La questione della Città della Salute è di straordinaria importanza. E' evidente che il tema centrale è cosa fare di queste aree dopo il trasferimento dei due istituti. Credo che anche qui valga la stessa logica citata a proposito del trasferimento della Statale ad Expo: massima condivisione fra i vari attori istituzionali, pubblici e privati interessati all'operazione, trasparenza nella definizione delle strategie e degli obiettivi, nessun approccio puramente immobiliare di valorizzazione dei suoli. La questione Città della Salute e Dopo Expo poi è sempre la stessa: lo spostamento di pregiate funzioni urbane fuori dalla città sembra sempre più dettata da logiche di valorizzazione immobiliare di aree private piuttosto che da una seria strategia urbanistica a scala metropolitana di ampio respiro, seriamente pianificata nei suoi effetti a medio e lungo termine.

In zona 3 a Lambrate, esistono problemi di trasporto pubblico, di scarsità di servizi, di contestata presenza ROM e soprattutto di vaste aree edificate ex industriali/artigianali, dismesse, in alcuni casi utilizzate solo per 10 giorni all’anno, durante il fuori salone. Se fosse sindaco cosa farebbe per il quartiere?

Come ho potuto dire in precedenza, vorrei un numero maggiore di mezzi pubblici in ogni quartiere. E vorrei il bigliettaio su bus e tram in molte tratte, per una questione di controllo e legalità. Se il governo e il ministro Alfano rispondesse alla richieste che ho da tempo avanzato forse saremmo più tranquilli anche in quanto a maggior sicurezza nelle strade periferiche. Sarebbe sufficiente che gli agenti di polizia e i carabinieri inviati dal ministero per presidiare Expo rimanessero in città.
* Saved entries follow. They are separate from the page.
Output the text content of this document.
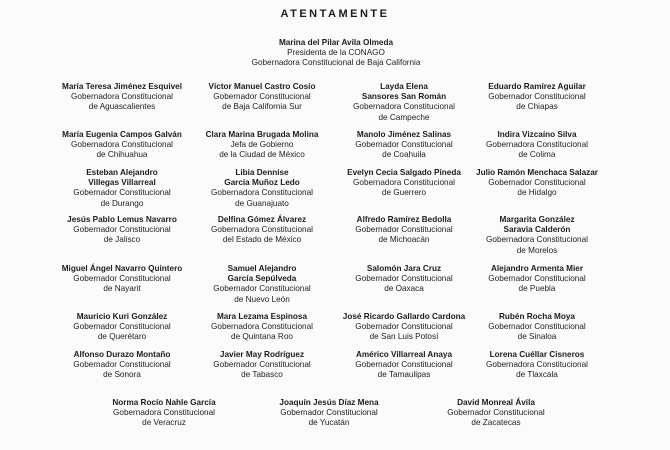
ATENTAMENTE
Marina del Pilar Avila Olmeda
Presidenta de la CONAGO
Gobernadora Constitucional de Baja California
María Teresa Jiménez Esquivel
Gobernadora Constitucional
de Aguascalientes
Víctor Manuel Castro Cosío
Gobernador Constitucional
de Baja California Sur
Layda Elena
Sansores San Román
Gobernadora Constitucional
de Campeche
Eduardo Ramírez Aguilar
Gobernador Constitucional
de Chiapas
María Eugenia Campos Galván
Gobernadora Constitucional
de Chihuahua
Clara Marina Brugada Molina
Jefa de Gobierno
de la Ciudad de México
Manolo Jiménez Salinas
Gobernador Constitucional
de Coahuila
Indira Vizcaíno Silva
Gobernadora Constitucional
de Colima
Esteban Alejandro
Villegas Villarreal
Gobernador Constitucional
de Durango
Libia Dennise
García Muñoz Ledo
Gobernadora Constitucional
de Guanajuato
Evelyn Cecia Salgado Pineda
Gobernadora Constitucional
de Guerrero
Julio Ramón Menchaca Salazar
Gobernador Constitucional
de Hidalgo
Jesús Pablo Lemus Navarro
Gobernador Constitucional
de Jalisco
Delfina Gómez Álvarez
Gobernadora Constitucional
del Estado de México
Alfredo Ramírez Bedolla
Gobernador Constitucional
de Michoacán
Margarita González
Saravia Calderón
Gobernadora Constitucional
de Morelos
Miguel Ángel Navarro Quintero
Gobernador Constitucional
de Nayarit
Samuel Alejandro
García Sepúlveda
Gobernador Constitucional
de Nuevo León
Salomón Jara Cruz
Gobernador Constitucional
de Oaxaca
Alejandro Armenta Mier
Gobernador Constitucional
de Puebla
Mauricio Kuri González
Gobernador Constitucional
de Querétaro
Mara Lezama Espinosa
Gobernadora Constitucional
de Quintana Roo
José Ricardo Gallardo Cardona
Gobernador Constitucional
de San Luis Potosí
Rubén Rocha Moya
Gobernador Constitucional
de Sinaloa
Alfonso Durazo Montaño
Gobernador Constitucional
de Sonora
Javier May Rodríguez
Gobernador Constitucional
de Tabasco
Américo Villarreal Anaya
Gobernador Constitucional
de Tamaulipas
Lorena Cuéllar Cisneros
Gobernadora Constitucional
de Tlaxcala
Norma Rocío Nahle García
Gobernadora Constitucional
de Veracruz
Joaquín Jesús Díaz Mena
Gobernador Constitucional
de Yucatán
David Monreal Ávila
Gobernador Constitucional
de Zacatecas
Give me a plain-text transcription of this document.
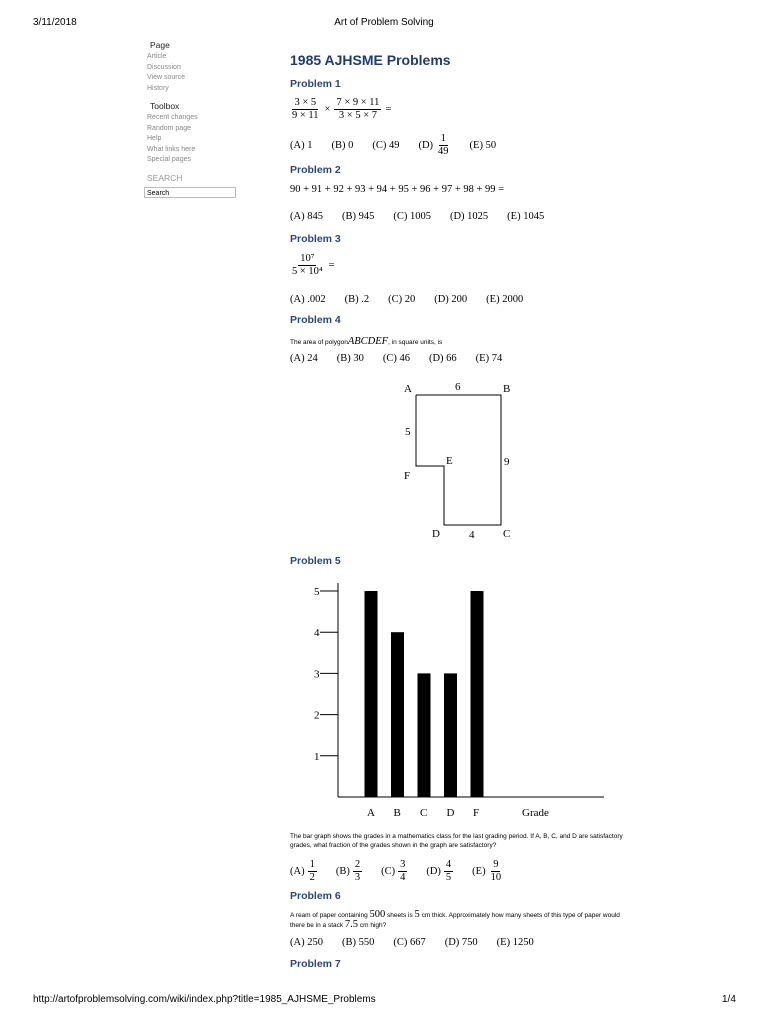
3/11/2018	Art of Problem Solving
Page
Article
Discussion
View source
History
Toolbox
Recent changes
Random page
Help
What links here
Special pages
SEARCH
Search
1985 AJHSME Problems
Problem 1
$\frac{3 \times 5}{9 \times 11} \times \frac{7 \times 9 \times 11}{3 \times 5 \times 7}$ =
(A) 1 (B) 0 (C) 49 $(D) \frac{1}{49} (E)$ 50
Problem 2
90 + 91 + 92 + 93 + 94 + 95 + 96 + 97 + 98 + 99 =
(A) 845 (B) 945 (C) 1005 (D) 1025 (E) 1045
Problem 3
$\frac{\text{10⁷}}{\text{5 × 10⁴}}$ =
(A) .002 (B) .2 (C) 20 (D) 200 (E) 2000
Problem 4
The area of polygon ABCDEF , in square units, is
(A) 24 (B) 30 (C) 46 (D) 66 (E) 74
A	B
C
D
E
F
6
5
9
4
Problem 5
1
2
3
4
5
A B C D F	Grade
The bar graph shows the grades in a mathematics class for the last grading period. If A, B, C, and D are satisfactory grades, what fraction of the grades shown in the graph are satisfactory?
$(A) \frac{1}{2} (B) \frac{2}{3} (C) \frac{3}{4} (D) \frac{4}{5} (E) \frac{9}{10}$
Problem 6
A ream of paper containing 500 sheets is 5 cm thick. Approximately how many sheets of this type of paper would there be in a stack 7.5 cm high?
(A) 250 (B) 550 (C) 667 (D) 750 (E) 1250
Problem 7
http://artofproblemsolving.com/wiki/index.php?title=1985_AJHSME_Problems	1/4
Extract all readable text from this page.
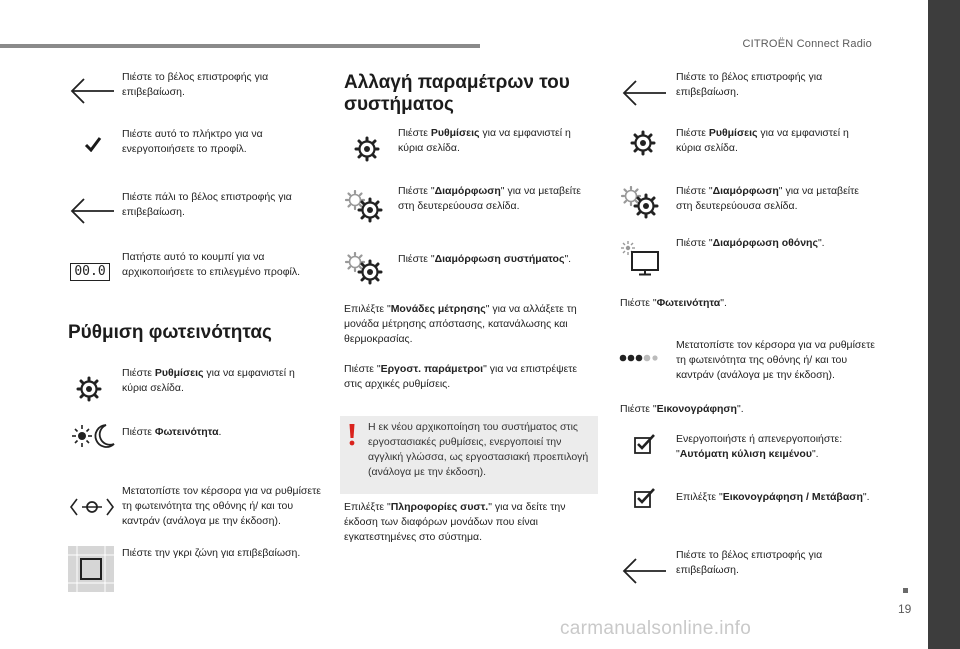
CITROËN Connect Radio
19
carmanualsonline.info
Πιέστε το βέλος επιστροφής για επιβεβαίωση.
Πιέστε αυτό το πλήκτρο για να ενεργοποιήσετε το προφίλ.
Πιέστε πάλι το βέλος επιστροφής για επιβεβαίωση.
00.0
Πατήστε αυτό το κουμπί για να αρχικοποιήσετε το επιλεγμένο προφίλ.
Ρύθμιση φωτεινότητας
Πιέστε Ρυθμίσεις για να εμφανιστεί η κύρια σελίδα.
Πιέστε Φωτεινότητα.
Μετατοπίστε τον κέρσορα για να ρυθμίσετε τη φωτεινότητα της οθόνης ή/ και του καντράν (ανάλογα με την έκδοση).
Πιέστε την γκρι ζώνη για επιβεβαίωση.
Αλλαγή παραμέτρων του
συστήματος
Πιέστε Ρυθμίσεις για να εμφανιστεί η κύρια σελίδα.
Πιέστε "Διαμόρφωση" για να μεταβείτε στη δευτερεύουσα σελίδα.
Πιέστε "Διαμόρφωση συστήματος".
Επιλέξτε "Μονάδες μέτρησης" για να αλλάξετε τη μονάδα μέτρησης απόστασης, κατανάλωσης και θερμοκρασίας.
Πιέστε "Εργοστ. παράμετροι" για να επιστρέψετε στις αρχικές ρυθμίσεις.
Η εκ νέου αρχικοποίηση του συστήματος στις εργοστασιακές ρυθμίσεις, ενεργοποιεί την αγγλική γλώσσα, ως εργοστασιακή προεπιλογή (ανάλογα με την έκδοση).
Επιλέξτε "Πληροφορίες συστ." για να δείτε την έκδοση των διαφόρων μονάδων που είναι εγκατεστημένες στο σύστημα.
Πιέστε το βέλος επιστροφής για επιβεβαίωση.
Πιέστε Ρυθμίσεις για να εμφανιστεί η κύρια σελίδα.
Πιέστε "Διαμόρφωση" για να μεταβείτε στη δευτερεύουσα σελίδα.
Πιέστε "Διαμόρφωση οθόνης".
Πιέστε "Φωτεινότητα".
Μετατοπίστε τον κέρσορα για να ρυθμίσετε τη φωτεινότητα της οθόνης ή/ και του καντράν (ανάλογα με την έκδοση).
Πιέστε "Εικονογράφηση".
Ενεργοποιήστε ή απενεργοποιήστε: "Αυτόματη κύλιση κειμένου".
Επιλέξτε "Εικονογράφηση / Μετάβαση".
Πιέστε το βέλος επιστροφής για επιβεβαίωση.
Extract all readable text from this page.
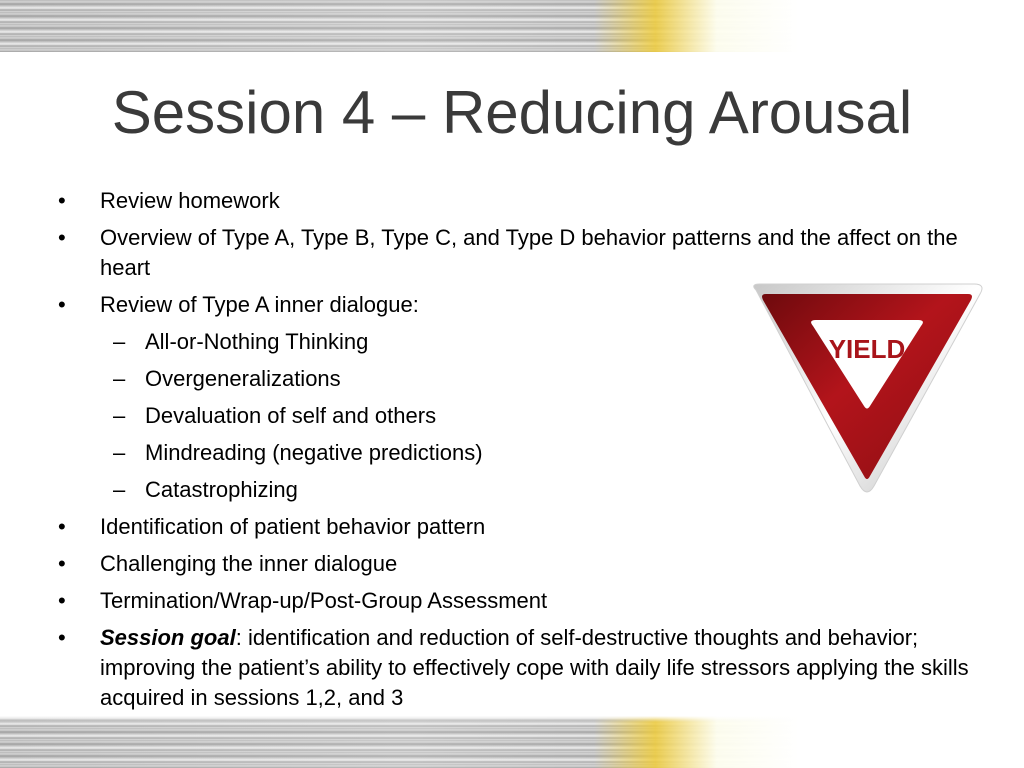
Session 4 – Reducing Arousal
•	Review homework
•	Overview of Type A, Type B, Type C, and Type D behavior patterns and the affect on the heart
•	Review of Type A inner dialogue:
– All-or-Nothing Thinking
– Overgeneralizations
– Devaluation of self and others
– Mindreading (negative predictions)
– Catastrophizing
•	Identification of patient behavior pattern
•	Challenging the inner dialogue
•	Termination/Wrap-up/Post-Group Assessment
•	Session goal: identification and reduction of self-destructive thoughts and behavior; improving the patient’s ability to effectively cope with daily life stressors applying the skills acquired in sessions 1,2, and 3
YIELD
Giuseppe Sala ha dichiarato che per soddisfare le esigenze di bilancio pensa di ricorrere alla privatizzazione di SEA e/o A2A. E' d'accordo?

Sea e A2A sono rilevanti per l'economia di questa città. Credo che il loro controllo debba rimanere in mano al Comune. Le mosse giuste e le scelte aziendali ponderate dimostrano che anche aziende pubbliche come Sea e A2A possono essere competitive. Sicuramente qualche piccolo miglioramento in termini di efficienza va introdotto, ma il Comune deve mantenere il controllo.

Francesca Balzani si è dichiarata non favorevole all'introduzione di un reddito minimo garantito, provvedimento non contemplato a livello nazionale e difficilmente sostenibile all'interno di un bilancio comunale. Come pensa di finanziarlo?

Francesca propone mezzi gratis per tutti. Quella si che è una misura difficilmente sostenibile e sbagliata perché i ricchi il biglietto se lo possono pagare. Invece il reddito minimo comunale è proprio destinato a chi è in difficoltà e cerca di rialzarsi. Milano può essere una guida per molte altre città, vista la scandalosa inesistenza di misure per il contrasto delle povertà a livello nazionale. Le risorse in parte esistono già adesso. E' il momento delle scelte coraggiose.